1. What are the Pilgrim Festivals?

2. Do other Diaspora Jews observe the Pilgrim festivals with a special custom? Why/not?

3. How far apart are the 2 closest Pilgrimage festivals? Why? http://www.jajz-ed.org.il/festivls/shavuot/omer1.html

4. Read the Section on Lag BaOmer - what mountain is involved in this celebration?

5. Take a Jewish calendar and count backwards from the Sigd to preceding festivals, making a chart and noting the Torah readings for each week. What falls at the same interval?

Notes:

* There are 50 days between Pesach and Shavuot in the Jewish calendar, from the 1st day of the Omer [not counting 1st day Pesach], when we are commanded to count 7 weeks, which is explained as a time of 7 levels of purification [each of 7 days]; this is also the time it took to grow the first fruits in Eretz Yisrael for offerings, from the Children of Israel's day of entry into the Land of Israel on the 2nd day of Pesach 40 years after leaving Egypt!

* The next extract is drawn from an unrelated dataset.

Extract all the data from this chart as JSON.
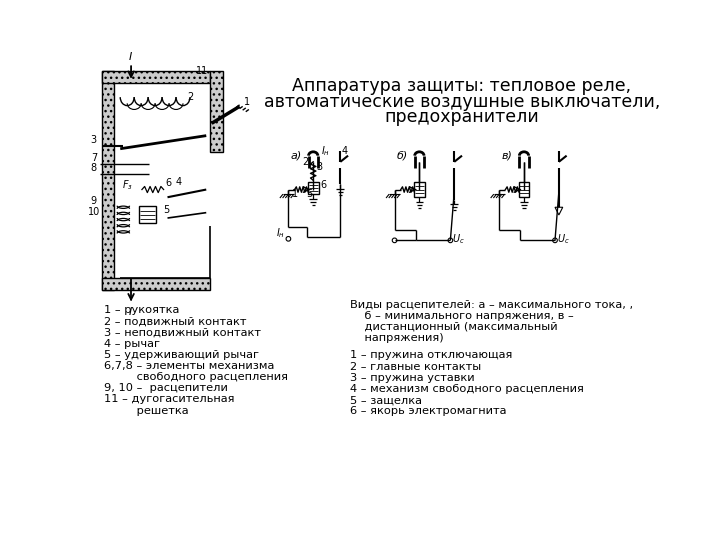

* It has also been explained by our Sages that the Festival of Assembly [Atzeret] and harvest should similarly have been 50 days after the beginning of Succot, but that it would have been impractical to observe the mitzvah [precept] of dwelling in Succot [booths] so late in the year, and the harvest needed to be before the rains. [We also pray at the end of Succot, on Shmini Atzeret, for the rains before their due season.]

Since the Ethiopian Jewish community had no Oral Law, they have taken literally the commandment to count 7 weeks - and fixed their pilgrimage festival accordingly: 7 weeks after Yom Kippur, the Day of Atonement and purification!